Cinematographer Sir Roger Deakins says knighthood is not just for him
Cinematographer Sir Roger Deakins is knighted by the Prince of Wales at Windsor Castle (Jonathan Brady/PA)
PA Wire/PA Images - Jonathan Brady

Oscar-winning cinematographer Sir Roger Deakins has said his knighthood is for everyone he has ever worked with as he received the royal honour at Windsor Castle.

The Devon-born cameraman, 72, was knighted for services to film by the Prince of Wales at an investiture on Tuesday.

Speaking to PA afterwards, he said: “These things make me very nervous but I feel a bit more relaxed now.”

“It was very touching actually, very moving. Especially seeing everybody else involved.”

Sir Roger DeakinsSir Roger Deakins was knighted at Windsor Castle for his services to film (Steve Parsons/PA)PA Wire/PA Images - Steve Parsons

Few boast a body of work like that of Sir Roger, the most decorated cinematographer in Bafta history, who counts The Shawshank Redemption, Fargo, 1917, A Beautiful Mind, Skyfall and Blade Runner 2049 among his best-known features.

Widely considered one of the most influential cinematographers of all time, his collaborations with renowned directors such as the Coen brothers and Sir Sam Mendes have won him countless awards.

Among those are five Baftas for best cinematography and two Oscars, which he collected in 2018 for Blade Runner 2049 and two years later for the First World War drama 1917.

Everybody that's getting an award or has got an award, it’s just they're a figurehead for something that's much bigger

Sir Roger Deakins

Sir Roger stressed his knighthood, as well as his other recognitions, are for his collaborators too, crediting the “many amazing people in the film industry”.

He said: “This really is for everybody I’ve ever worked with, because you are a product of everything and everybody that has been around you your whole life.

“So, this is not just for me.

“That’s the pity of awards and, really, everybody that’s getting an award or has got an award, it’s just they’re a figurehead for something that’s much bigger, broader, involves more people.

“So it’s like when I won an Oscar, that’s for my crew as much as for myself, because it’s a tribute to them.”

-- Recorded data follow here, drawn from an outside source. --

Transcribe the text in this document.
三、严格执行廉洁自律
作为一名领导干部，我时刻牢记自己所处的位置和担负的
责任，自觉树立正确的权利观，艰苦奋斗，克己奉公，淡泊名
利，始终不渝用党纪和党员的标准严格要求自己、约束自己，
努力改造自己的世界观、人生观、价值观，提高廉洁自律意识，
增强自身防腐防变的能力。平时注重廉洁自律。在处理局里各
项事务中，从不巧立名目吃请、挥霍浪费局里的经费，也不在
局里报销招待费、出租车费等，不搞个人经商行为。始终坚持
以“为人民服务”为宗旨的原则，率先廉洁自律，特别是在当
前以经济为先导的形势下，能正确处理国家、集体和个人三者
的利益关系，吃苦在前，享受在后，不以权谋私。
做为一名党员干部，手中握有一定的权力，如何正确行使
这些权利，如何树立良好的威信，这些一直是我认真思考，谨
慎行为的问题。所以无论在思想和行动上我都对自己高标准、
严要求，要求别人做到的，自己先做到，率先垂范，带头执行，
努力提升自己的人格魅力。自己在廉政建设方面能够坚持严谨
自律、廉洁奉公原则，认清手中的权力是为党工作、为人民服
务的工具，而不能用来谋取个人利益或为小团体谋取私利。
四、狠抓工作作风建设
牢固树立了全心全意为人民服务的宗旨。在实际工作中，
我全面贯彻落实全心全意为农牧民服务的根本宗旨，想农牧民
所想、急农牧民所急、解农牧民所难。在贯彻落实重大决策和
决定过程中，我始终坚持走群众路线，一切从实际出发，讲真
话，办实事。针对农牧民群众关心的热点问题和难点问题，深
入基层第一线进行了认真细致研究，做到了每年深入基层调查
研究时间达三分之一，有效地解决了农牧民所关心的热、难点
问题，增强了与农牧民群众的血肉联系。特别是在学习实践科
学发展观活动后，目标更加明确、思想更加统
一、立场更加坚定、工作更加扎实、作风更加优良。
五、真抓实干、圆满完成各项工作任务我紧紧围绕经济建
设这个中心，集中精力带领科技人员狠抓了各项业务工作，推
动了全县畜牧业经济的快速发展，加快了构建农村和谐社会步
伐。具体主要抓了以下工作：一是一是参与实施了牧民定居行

Asked what he was most proud of in his five-decade career, Sir Roger said: “I’m not really proud of things.

“I’ve had a wonderful career in film. It’s a wonderful trip.”

He said that Charles had asked him during the ceremony whether he was still enthusiastic about his job and what he was up to now.

Sir Roger said: “Yes, still enthusiastic, of course.

“I’m starting to work on a film at the moment with Sam Mendes.”

Sir Roger and Sir Sam first worked together on the 2005 film Jarhead, then on Revolutionary Road and James Bond adventure Skyfall.

Their most challenging project together was 1917, which was shot as if in a few long continuous takes and of which Sir Roger has said that the “pressure was pretty extreme”.

Filming of 1917Sir Roger and director Sir Sam Mendes on the set of First World War drama 1917 (Andrew Milligan/PA)PA Archive/PA Images - Andrew Milligan

His wife, script supervisor Isabella James Purefoy Ellis, said the investiture had been “really quite moving”.

She said: “You get greeted at the door by people who say ‘we’re so glad you’re here’.

“You go to the Oscars and they say ‘oh, you’re so lucky to be here’, so there’s such a switch.”

Sir Roger was previously appointed CBE in 2013.

The cinematographer was born in Torquay, Devon, on May 24 1949.

After college he applied for the National Film School but failed to secure a place as his photography was reportedly considered not “filmic” enough.

He spent the next year photographing the local area’s rural life and was eventually admitted.

After graduating, he worked as a cameraman on documentaries about conflicts in Africa, and as crew on a yacht for nine months to film the Whitbread Round The World Race.

During the late 1970s and early 1980s he worked on music projects, including Blue Suede Shoes, about the UK rockabilly scene.

In 1991, he began his long-term collaboration with the Coen brothers, starting with the film Barton Fink before going on to O Brother, Where Art Thou? and True Grit.

He recently published a collection of his still photos that date back to the 1970s.